Cities may end up being one of the biggest winners in the rise of data science. That much is clear from scanning some of the most cutting-edge research in the field. Cities can use data to help solve some of their biggest problems, say researchers, but only if scientists, social workers and software engineers come together to collectively leverage the data to find insights that point to solutions.
Bloomberg will once again spark the conversation around the opportunity in data science and urban policy during its annual Data for Good Exchange, held Sunday, September 25, 2016, in New York City. Attendees will hear keynote speeches from leaders in industry and government and discover the stories behind select field research that were culled this past summer from hundreds of submitted research papers. Here is some of the research being highlighted:
Fighting Human Trafficking with Data Analysis
Western Union’s Amy Ruppeck, Director, Global Anti-Money Laundering Investigations, has a second job. She also oversees the company’s anti-human-trafficking initiative, which tracks data and intelligence gathered from Western Union agents working in conjunction with law enforcement. In Ruppeck’s talk, attendees will learn how the company’s data analysis unit can help block financial transactions involved in human trafficking, as well as report the implicated consumers to relevant authorities.
Flint Water Crisis: Data-Driven Risk Assessments from Residential Water Testing Data
Because the exact cause of the water contamination in Flint, Michigan is unclear, no one has agreed upon the right testing protocol for sampling local wells. University of Michigan researchers are developing new predictive models to assess lead contamination risk, in some cases on a house-by-house basis. The researchers will present their methodology and data sources for training these models, which could prevent immediate poisonings and contribute to the long-term recovery of the city.
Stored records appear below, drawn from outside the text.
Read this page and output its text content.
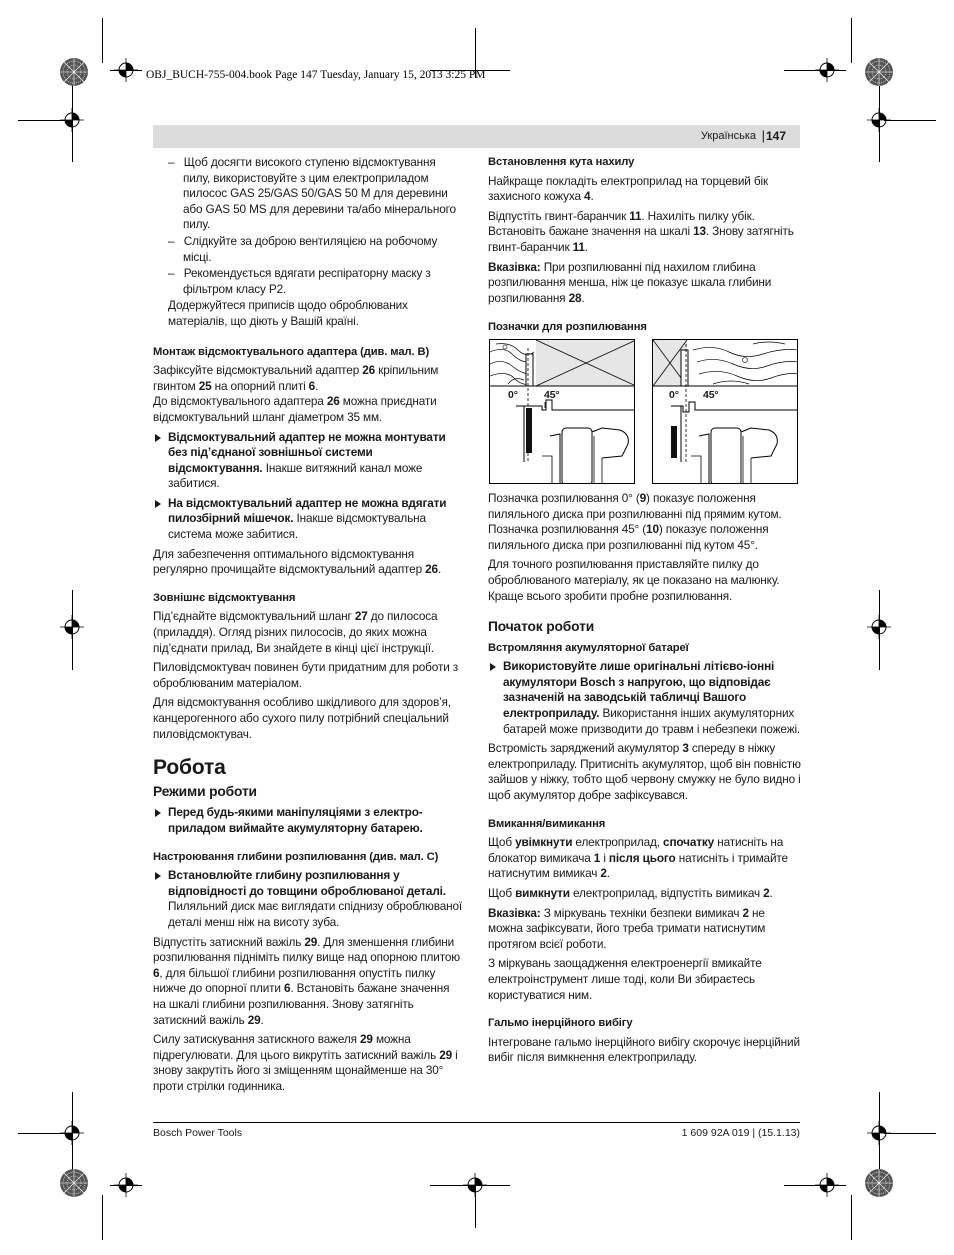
OBJ_BUCH-755-004.book Page 147 Tuesday, January 15, 2013 3:25 PM
Українська | 147

–   Щоб досягти високого ступеню відсмоктування пилу, використовуйте з цим електроприладом пилосос GAS 25/GAS 50/GAS 50 M для деревини або GAS 50 MS для деревини та/або мінерального пилу.

–   Слідкуйте за доброю вентиляцією на робочому місці.

–   Рекомендується вдягати респіраторну маску з фільтром класу P2.

Додержуйтеся приписів щодо оброблюваних матеріалів, що діють у Вашій країні.

Монтаж відсмоктувального адаптера (див. мал. B)

Зафіксуйте відсмоктувальний адаптер 26 кріпильним гвинтом 25 на опорний плиті 6.

До відсмоктувального адаптера 26 можна приєднати відсмоктувальний шланг діаметром 35 мм.

Відсмоктувальний адаптер не можна монтувати без під’єднаної зовнішньої системи відсмоктування. Інакше витяжний канал може забитися.
На відсмоктувальний адаптер не можна вдягати пилозбірний мішечок. Інакше відсмоктувальна система може забитися.

Для забезпечення оптимального відсмоктування регулярно прочищайте відсмоктувальний адаптер 26.

Зовнішнє відсмоктування

Під’єднайте відсмоктувальний шланг 27 до пилососа (приладдя). Огляд різних пилососів, до яких можна під’єднати прилад, Ви знайдете в кінці цієї інструкції.

Пиловідсмоктувач повинен бути придатним для роботи з оброблюваним матеріалом.

Для відсмоктування особливо шкідливого для здоров’я, канцерогенного або сухого пилу потрібний спеціальний пиловідсмоктувач.

Робота
Режими роботи
Перед будь-якими маніпуляціями з електроприладом виймайте акумуляторну батарею.
Настроювання глибини розпилювання (див. мал. C)
Встановлюйте глибину розпилювання у відповідності до товщини оброблюваної деталі. Пиляльний диск має виглядати спіднизу оброблюваної деталі менш ніж на висоту зуба.

Відпустіть затискний важіль 29. Для зменшення глибини розпилювання підніміть пилку вище над опорною плитою 6, для більшої глибини розпилювання опустіть пилку нижче до опорної плити 6. Встановіть бажане значення на шкалі глибини розпилювання. Знову затягніть затискний важіль 29.

Силу затискування затискного важеля 29 можна підрегулювати. Для цього викрутіть затискний важіль 29 і знову закрутіть його зі зміщенням щонайменше на 30° проти стрілки годинника.

Встановлення кута нахилу

Найкраще покладіть електроприлад на торцевий бік захисного кожуха 4.

Відпустіть гвинт-баранчик 11. Нахиліть пилку убік. Встановіть бажане значення на шкалі 13. Знову затягніть гвинт-баранчик 11.

Вказівка: При розпилюванні під нахилом глибина розпилювання менша, ніж це показує шкала глибини розпилювання 28.

Позначки для розпилювання
0°	45°	0° 45°

Позначка розпилювання 0° (9) показує положення пиляльного диска при розпилюванні під прямим кутом. Позначка розпилювання 45° (10) показує положення пиляльного диска при розпилюванні під кутом 45°.

Для точного розпилювання приставляйте пилку до оброблюваного матеріалу, як це показано на малюнку. Краще всього зробити пробне розпилювання.

Початок роботи
Встромляння акумуляторної батареї
Використовуйте лише оригінальні літієво-іонні акумулятори Bosch з напругою, що відповідає зазначеній на заводській табличці Вашого електроприладу. Використання інших акумуляторних батарей може призводити до травм і небезпеки пожежі.

Встромість заряджений акумулятор 3 спереду в ніжку електроприладу. Притисніть акумулятор, щоб він повністю зайшов у ніжку, тобто щоб червону смужку не було видно і щоб акумулятор добре зафіксувався.

Вмикання/вимикання

Щоб увімкнути електроприлад, спочатку натисніть на блокатор вимикача 1 і після цього натисніть і тримайте натиснутим вимикач 2.

Щоб вимкнути електроприлад, відпустіть вимикач 2.

Вказівка: З міркувань техніки безпеки вимикач 2 не можна зафіксувати, його треба тримати натиснутим протягом всієї роботи.

З міркувань заощадження електроенергії вмикайте електроінструмент лише тоді, коли Ви збираєтесь користуватися ним.

Гальмо інерційного вибігу

Інтегроване гальмо інерційного вибігу скорочує інерційний вибіг після вимкнення електроприладу.

Bosch Power Tools	1 609 92A 019 | (15.1.13)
Authors: Jacob Abernethy, Cyrus Anderson, Chengyu Dai, Arya Farahi, Linh Van Nguyen, Adam Rauh, Eric Schwartz, Guangsha Shi, Jonathan Stroud, XInyu Tan, Jared Webb, Sheng Yang and Wenbo Shen from the University of Michigan.
How Open Data Can Make Us Smarter on Crime
The California Department of Justice has, over many years, collected a hoard of invaluable information about crime from police throughout the state. As the nation considers criminal justice reform, data patterns can lay the groundwork for better policing tactics, creating an opportunity to make California safer and strengthen the relationship between communities and law enforcement. The presenters will reveal a new software tool powered in part by the state’s OpenJustice Data Act of 2016 and describe how officials can get a holistic view of crime across the state.
Authors: Justin Erlich, Sundeep Pattem, and Ilana Parmer from the Office of the California Attorney General.
Public Intervention Strategies for Distressed Communities
What makes a distressed community? It’s hard to know without the right sustainability indicators, or SIs, as researchers call them. Programs intended to develop these indicators have typically focused on the specific heuristics—but this presentation will offer a methodology for using SIs to detect and analyze complex urban problems, and identify opportunities for public improvement to be applied in a targeted way for the best possible outcomes.
Author: Lester King, Rice University.